MPT-PE obtém condenação da Cooperativa do Vale de Pernambuco por descumprimento da cota de aprendizagem

O Ministério Público do Trabalho em Pernambuco (MPT-PE) obteve decisão favorável em Ação Civil Pública (ACP) ajuizada contra a Cooperativa do Vale de Pernambuco (COOAFVALE) por descumprimento da cota legal de aprendizagem profissional. A sentença, proferida pela Vara Única do Trabalho de Palmares, determinou que a cooperativa mantenha o percentual mínimo de aprendizes em seu quadro de pessoal e pague indenização por dano moral coletivo no valor de R$ 5.000,00.

Antes do ajuizamento da ação, o MPT-PE adotou medidas para buscar a regularização extrajudicial da situação. A cooperativa foi notificada a participar de Audiência Administrativa Coletiva realizada em 25 de março de 2025, com representantes do MPT e da Superintendência Regional do Trabalho em Pernambuco (SRT/PE). Na ocasião, foram esclarecidas as regras para o cálculo da cota e apresentadas alternativas para seu cumprimento.

Mesmo após as orientações, a COOAFVALE não comprovou a regularização no prazo concedido. A persistência da irregularidade foi registrada em Auto de Infração lavrado pela Secretaria de Inspeção do Trabalho do Ministério do Trabalho e Emprego (MTE) em 21 de outubro de 2025. A contratação de aprendizes foi comprovada somente após o ajuizamento da ação e a decisão da Justiça do Trabalho.

Em sua defesa, a COOAFVALE reconheceu o descumprimento da cota, mas alegou dificuldades estruturais e logísticas relacionadas à localização e à natureza de suas atividades. A cooperativa também sustentou que a regularização posterior afastaria a necessidade de indenização por dano moral coletivo.

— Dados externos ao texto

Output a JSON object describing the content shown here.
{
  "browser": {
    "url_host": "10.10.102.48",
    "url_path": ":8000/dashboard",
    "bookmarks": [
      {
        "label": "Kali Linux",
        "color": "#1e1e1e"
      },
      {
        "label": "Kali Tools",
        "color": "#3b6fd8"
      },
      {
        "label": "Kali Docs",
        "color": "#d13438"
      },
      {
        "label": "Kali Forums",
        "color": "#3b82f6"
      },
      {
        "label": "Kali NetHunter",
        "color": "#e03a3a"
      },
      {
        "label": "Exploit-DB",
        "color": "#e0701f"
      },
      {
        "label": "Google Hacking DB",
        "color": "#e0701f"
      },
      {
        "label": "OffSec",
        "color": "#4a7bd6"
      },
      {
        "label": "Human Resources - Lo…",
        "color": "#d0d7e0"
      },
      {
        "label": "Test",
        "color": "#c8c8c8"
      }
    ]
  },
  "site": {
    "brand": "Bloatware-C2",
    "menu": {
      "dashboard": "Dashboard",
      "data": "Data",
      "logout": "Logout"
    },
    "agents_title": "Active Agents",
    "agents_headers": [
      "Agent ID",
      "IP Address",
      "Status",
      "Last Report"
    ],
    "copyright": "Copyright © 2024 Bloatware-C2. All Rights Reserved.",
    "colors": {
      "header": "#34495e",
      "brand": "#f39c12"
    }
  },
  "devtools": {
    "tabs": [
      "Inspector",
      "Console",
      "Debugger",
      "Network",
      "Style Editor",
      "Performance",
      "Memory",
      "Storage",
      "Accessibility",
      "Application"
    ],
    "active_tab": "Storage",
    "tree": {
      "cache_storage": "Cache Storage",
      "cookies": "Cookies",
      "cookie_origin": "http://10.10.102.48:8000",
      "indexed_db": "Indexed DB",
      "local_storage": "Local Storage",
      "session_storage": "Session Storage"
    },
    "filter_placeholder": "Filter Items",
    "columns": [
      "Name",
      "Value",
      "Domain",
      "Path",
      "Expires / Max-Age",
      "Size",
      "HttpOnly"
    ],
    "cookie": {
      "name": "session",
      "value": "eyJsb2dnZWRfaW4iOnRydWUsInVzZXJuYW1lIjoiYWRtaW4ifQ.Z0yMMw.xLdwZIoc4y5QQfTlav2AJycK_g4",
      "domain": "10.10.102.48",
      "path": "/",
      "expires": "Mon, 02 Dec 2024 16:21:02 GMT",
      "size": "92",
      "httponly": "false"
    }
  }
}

O argumento não foi acolhido pela juíza do Trabalho titular Maria José de Souza. Para o juízo, o descumprimento da cota de aprendizagem atinge valores e interesses fundamentais da sociedade e compromete a efetividade de uma política pública voltada à profissionalização de adolescentes e jovens. A boa-fé da cooperativa ao regularizar a situação foi considerada para definir o valor da indenização, mas não afastou o dever de reparar o dano já causado à coletividade.

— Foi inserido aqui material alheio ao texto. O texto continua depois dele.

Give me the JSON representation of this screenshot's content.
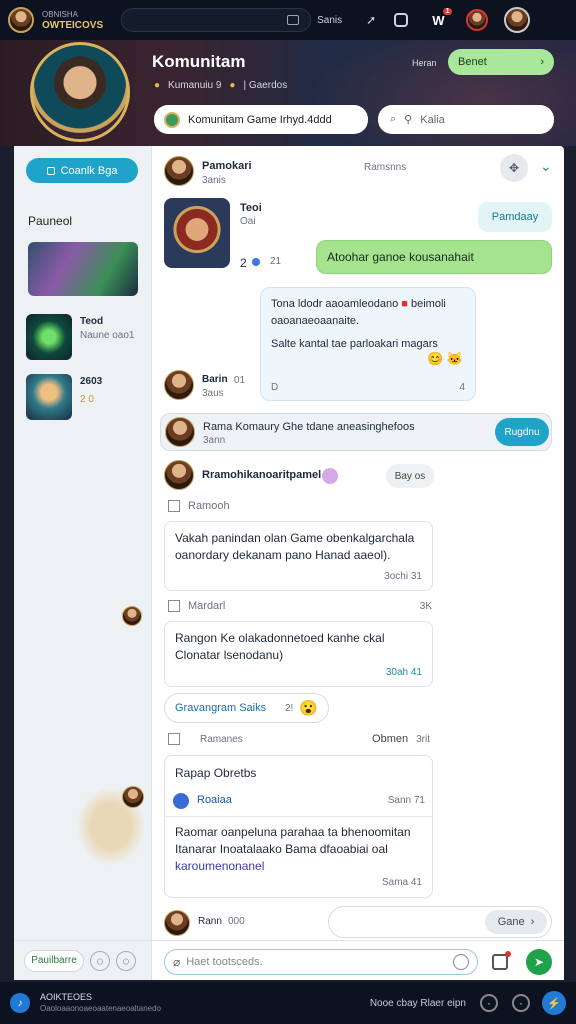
{
  "topbar": {
    "brand_line1": "OBNISHA",
    "brand_line2": "OWTEICOVS",
    "search_value": "",
    "nav_link": "Sanis",
    "notification_count": "1"
  },
  "header": {
    "title": "Komunitam",
    "meta_count": "Kumanuiu 9",
    "meta_label": "| Gaerdos",
    "menu_label": "Heran",
    "action_button": "Benet",
    "community_name": "Komunitam Game Irhyd.4ddd",
    "search_placeholder": "Kalia"
  },
  "sidebar": {
    "primary_button": "Coanlk Bga",
    "section_label": "Pauneol",
    "items": [
      {
        "title": "Teod",
        "subtitle": "Naune oao1"
      },
      {
        "title": "2603",
        "subtitle": "2 0"
      }
    ],
    "footer_button": "Pauilbarre"
  },
  "chat_header": {
    "name": "Pamokari",
    "status": "3anis",
    "members_label": "Ramsnns"
  },
  "messages": {
    "m1_name": "Teoi",
    "m1_sub": "Oai",
    "m1_count": "2",
    "m1_reply": "21",
    "reply_chip": "Pamdaay",
    "green_bubble": "Atoohar ganoe kousanahait",
    "blue_line1": "Tona ldodr aaoamleodano",
    "blue_line1b": "beimoli",
    "blue_line2": "oaoanaeoaanaite.",
    "blue_line3": "Salte kantal tae parloakari magars",
    "blue_footer_left": "D",
    "blue_footer_right": "4",
    "m2_name": "Barin",
    "m2_sub": "3aus",
    "m2_time": "01"
  },
  "banner": {
    "text": "Rama Komaury Ghe tdane aneasinghefoos",
    "sub": "3ann",
    "button": "Rugdnu"
  },
  "thread": {
    "title": "Rramohikanoaritpamel",
    "badge": "Bay os",
    "section1_label": "Ramooh",
    "card1_line1": "Vakah panindan olan Game obenkalgarchala",
    "card1_line2": "oanordary dekanam pano Hanad aaeol).",
    "card1_meta": "3ochi 31",
    "section2_label": "Mardarl",
    "section2_right": "3K",
    "card2_line1": "Rangon Ke olakadonnetoed kanhe ckal",
    "card2_line2": "Clonatar lsenodanu)",
    "card2_meta": "30ah 41",
    "chip": "Gravangram Saiks",
    "chip_count": "2!",
    "section3_label": "Ramanes",
    "section3_right": "Obmen",
    "section3_right2": "3rit",
    "card3_title": "Rapap Obretbs",
    "card3_user": "Roaiaa",
    "card3_user_time": "Sann 71",
    "card3_line1": "Raomar oanpeluna parahaa ta bhenoomitan",
    "card3_line2": "Itanarar Inoatalaako Bama dfaoabiai oal",
    "card3_line3": "karoumenonanel",
    "card3_meta": "Sama 41",
    "last_name": "Rann",
    "last_time": "000",
    "send_chip": "Gane"
  },
  "composer": {
    "placeholder": "Haet tootsceds."
  },
  "bottombar": {
    "line1": "AOIKTEOES",
    "line2": "Oaoloaaonoaeoaatenaeoaltanedo",
    "right_text": "Nooe cbay Rlaer eipn"
  },
  "colors": {
    "accent": "#1fa3c8",
    "green": "#9be38a",
    "panel_bg": "#ffffff"
  }
}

CUMPRIMENTO CONTÍNUO DA COTA

A decisão determina que a COOAFVALE mantenha, de forma contínua, o percentual mínimo de aprendizes em seu quadro de pessoal, conforme os parâmetros do art. 429 da CLT e do Decreto nº 9.579/2018. O preenchimento das vagas deve priorizar adolescentes entre 14 e 18 anos em situação de vulnerabilidade ou risco social.

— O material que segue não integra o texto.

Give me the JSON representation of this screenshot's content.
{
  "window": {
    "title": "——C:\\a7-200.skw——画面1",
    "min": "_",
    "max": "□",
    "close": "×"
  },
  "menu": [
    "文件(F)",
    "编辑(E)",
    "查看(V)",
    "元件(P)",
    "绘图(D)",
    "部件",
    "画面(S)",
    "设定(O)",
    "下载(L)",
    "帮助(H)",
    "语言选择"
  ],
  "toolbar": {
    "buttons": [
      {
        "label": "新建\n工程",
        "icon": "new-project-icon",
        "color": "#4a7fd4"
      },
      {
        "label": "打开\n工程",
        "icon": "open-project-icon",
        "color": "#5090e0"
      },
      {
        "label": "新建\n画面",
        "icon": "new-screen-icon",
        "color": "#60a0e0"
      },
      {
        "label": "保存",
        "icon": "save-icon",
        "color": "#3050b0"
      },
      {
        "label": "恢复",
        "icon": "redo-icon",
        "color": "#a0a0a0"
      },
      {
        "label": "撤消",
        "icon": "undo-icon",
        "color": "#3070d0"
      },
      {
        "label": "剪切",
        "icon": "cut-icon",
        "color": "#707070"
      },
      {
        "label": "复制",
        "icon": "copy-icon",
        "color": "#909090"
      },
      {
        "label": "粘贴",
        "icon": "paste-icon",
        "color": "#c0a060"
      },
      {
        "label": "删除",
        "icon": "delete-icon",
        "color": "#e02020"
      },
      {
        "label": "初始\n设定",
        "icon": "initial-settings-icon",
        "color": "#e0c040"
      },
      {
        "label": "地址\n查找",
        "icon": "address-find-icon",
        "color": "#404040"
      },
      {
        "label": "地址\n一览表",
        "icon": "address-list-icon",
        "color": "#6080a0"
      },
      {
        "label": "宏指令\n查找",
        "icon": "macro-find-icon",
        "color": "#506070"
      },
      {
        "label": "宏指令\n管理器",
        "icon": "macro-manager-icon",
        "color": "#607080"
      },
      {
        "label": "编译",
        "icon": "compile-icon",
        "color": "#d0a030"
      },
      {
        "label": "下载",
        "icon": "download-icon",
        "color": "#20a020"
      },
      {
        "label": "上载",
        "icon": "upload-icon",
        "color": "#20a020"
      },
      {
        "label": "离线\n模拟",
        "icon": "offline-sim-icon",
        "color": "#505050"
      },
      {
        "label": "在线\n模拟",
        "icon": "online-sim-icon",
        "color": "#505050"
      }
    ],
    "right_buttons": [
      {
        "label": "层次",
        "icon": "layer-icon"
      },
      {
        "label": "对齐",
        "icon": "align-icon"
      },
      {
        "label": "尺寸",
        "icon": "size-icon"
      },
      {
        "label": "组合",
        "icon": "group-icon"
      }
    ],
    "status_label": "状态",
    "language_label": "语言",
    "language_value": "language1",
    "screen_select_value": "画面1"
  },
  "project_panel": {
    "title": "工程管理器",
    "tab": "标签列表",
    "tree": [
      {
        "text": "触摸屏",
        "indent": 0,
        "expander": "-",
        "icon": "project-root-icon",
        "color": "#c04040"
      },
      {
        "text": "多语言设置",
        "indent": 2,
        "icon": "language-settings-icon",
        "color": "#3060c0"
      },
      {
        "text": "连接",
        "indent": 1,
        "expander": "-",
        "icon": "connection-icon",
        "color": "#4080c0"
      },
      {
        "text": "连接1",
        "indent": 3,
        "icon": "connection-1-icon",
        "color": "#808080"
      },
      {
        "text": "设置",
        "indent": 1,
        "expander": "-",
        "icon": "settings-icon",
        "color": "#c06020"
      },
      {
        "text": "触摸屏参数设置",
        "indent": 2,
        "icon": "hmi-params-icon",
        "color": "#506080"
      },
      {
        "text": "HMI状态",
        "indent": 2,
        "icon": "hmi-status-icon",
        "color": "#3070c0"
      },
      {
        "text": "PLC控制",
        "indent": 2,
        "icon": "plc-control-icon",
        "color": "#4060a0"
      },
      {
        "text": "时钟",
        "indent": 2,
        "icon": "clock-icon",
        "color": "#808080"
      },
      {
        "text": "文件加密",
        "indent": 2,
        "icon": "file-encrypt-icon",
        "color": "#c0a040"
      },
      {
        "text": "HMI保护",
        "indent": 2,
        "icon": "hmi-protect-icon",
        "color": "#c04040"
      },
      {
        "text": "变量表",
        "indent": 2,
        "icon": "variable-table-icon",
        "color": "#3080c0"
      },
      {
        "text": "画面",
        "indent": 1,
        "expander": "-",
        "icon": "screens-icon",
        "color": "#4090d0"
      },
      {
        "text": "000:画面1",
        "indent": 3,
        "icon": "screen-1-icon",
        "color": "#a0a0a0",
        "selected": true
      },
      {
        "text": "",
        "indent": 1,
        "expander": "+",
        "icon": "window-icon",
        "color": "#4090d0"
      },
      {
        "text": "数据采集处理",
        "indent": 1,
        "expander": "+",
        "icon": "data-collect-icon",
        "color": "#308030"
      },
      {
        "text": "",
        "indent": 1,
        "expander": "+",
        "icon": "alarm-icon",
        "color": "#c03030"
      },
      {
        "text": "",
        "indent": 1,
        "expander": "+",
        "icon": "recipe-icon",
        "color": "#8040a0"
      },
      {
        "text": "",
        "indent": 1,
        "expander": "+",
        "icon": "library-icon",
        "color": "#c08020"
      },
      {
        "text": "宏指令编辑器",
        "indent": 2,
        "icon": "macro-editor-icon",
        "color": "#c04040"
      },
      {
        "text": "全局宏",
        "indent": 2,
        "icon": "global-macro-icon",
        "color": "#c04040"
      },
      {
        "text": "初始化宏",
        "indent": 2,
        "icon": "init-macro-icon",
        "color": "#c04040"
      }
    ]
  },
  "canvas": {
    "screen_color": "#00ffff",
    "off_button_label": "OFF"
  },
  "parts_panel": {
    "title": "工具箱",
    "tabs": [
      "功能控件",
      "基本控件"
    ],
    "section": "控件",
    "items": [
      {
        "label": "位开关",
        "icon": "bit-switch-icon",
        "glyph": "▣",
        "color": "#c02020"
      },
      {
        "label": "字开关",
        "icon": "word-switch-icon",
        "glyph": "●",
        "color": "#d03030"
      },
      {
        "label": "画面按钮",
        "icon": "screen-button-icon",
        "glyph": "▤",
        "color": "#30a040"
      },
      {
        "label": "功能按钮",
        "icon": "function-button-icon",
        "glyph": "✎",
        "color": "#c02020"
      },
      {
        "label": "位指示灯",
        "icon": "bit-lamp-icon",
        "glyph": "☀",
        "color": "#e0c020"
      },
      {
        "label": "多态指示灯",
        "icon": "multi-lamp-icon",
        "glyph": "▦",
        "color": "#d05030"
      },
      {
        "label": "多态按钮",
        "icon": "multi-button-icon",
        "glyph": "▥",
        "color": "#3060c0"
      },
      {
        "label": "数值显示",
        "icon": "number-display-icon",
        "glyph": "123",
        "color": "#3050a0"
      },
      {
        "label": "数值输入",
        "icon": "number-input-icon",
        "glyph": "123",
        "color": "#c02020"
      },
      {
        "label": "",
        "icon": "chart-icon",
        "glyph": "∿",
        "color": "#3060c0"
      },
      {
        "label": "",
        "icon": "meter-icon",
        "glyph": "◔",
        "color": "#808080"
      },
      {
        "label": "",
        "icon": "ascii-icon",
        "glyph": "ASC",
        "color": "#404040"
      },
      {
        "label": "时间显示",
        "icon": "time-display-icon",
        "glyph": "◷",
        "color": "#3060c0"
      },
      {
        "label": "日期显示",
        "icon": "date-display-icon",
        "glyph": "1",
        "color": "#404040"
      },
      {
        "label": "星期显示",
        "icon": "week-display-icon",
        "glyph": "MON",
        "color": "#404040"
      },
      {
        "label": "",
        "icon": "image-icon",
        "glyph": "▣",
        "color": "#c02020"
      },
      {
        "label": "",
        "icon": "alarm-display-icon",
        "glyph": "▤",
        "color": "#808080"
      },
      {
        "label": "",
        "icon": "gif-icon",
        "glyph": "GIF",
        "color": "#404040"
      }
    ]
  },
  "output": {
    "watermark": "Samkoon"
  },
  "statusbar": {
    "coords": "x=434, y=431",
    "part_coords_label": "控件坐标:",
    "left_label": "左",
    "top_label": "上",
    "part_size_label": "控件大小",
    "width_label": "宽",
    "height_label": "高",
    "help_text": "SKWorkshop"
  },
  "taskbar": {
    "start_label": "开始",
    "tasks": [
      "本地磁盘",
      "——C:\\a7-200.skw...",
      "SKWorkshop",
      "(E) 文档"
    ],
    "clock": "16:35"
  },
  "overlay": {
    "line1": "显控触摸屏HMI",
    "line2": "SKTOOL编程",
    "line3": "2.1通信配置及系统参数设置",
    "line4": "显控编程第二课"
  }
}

Caso volte a descumprir a obrigação, a cooperativa estará sujeita ao pagamento de multa de R$ 3.000,00 por mês e por aprendiz não contratado ou não contratada.

A sentença também determina que a COOAFVALE comprove o cumprimento da cota por meio da apresentação de documentos, incluindo o quadro de funções com as respectivas classificações, os contratos de aprendizagem, os registros de matrícula nos programas formativos e a memória de cálculo utilizada para definir o quantitativo de vagas.

APRENDIZAGEM

A Lei nº 10.097/2000, conhecida como Lei da Aprendizagem, estabelece que empresas com pelo menos sete pessoas empregadas em funções que demandem formação profissional devem destinar de 5% a 15% de seus cargos a aprendizes. Estão dispensadas dessa obrigatoriedade as micro e pequenas empresas, bem como as organizações sem fins lucrativos, conforme o Decreto nº 9.579/2018.

Considera-se aprendiz a pessoa jovem entre 14 e 24 anos matriculada em programa de aprendizagem desenvolvido por entidade habilitada, que une atividades teóricas e práticas. A legislação também impede a realização de atividades em ambientes prejudiciais ao desenvolvimento ou em horários que comprometam a frequência escolar.

O vínculo é formalizado por contrato de aprendizagem com prazo determinado de até dois anos. No caso de pessoas com deficiência, não há limite máximo de idade para a contratação. Embora a legislação não se aplique diretamente à administração pública, o MPT incentiva sua adoção por meio de ações promocionais.

GRUPO DE TRABALHO

A iniciativa, além de ser fruto de uma ação conjunta entre o MPT-PE e o MTE, também integra o trabalho estratégico do Grupo de Trabalho de Aprendizagem Profissional, instituído no âmbito da Procuradoria Regional do Trabalho da 6ª Região (PRT6). O grupo é composto pelas procuradoras do Trabalho Jailda Pinto, Adriana Gondim e Vanessa Griz, com a finalidade de promover o cumprimento das cotas de aprendizagem profissional e fortalecer a efetividade dessa política pública.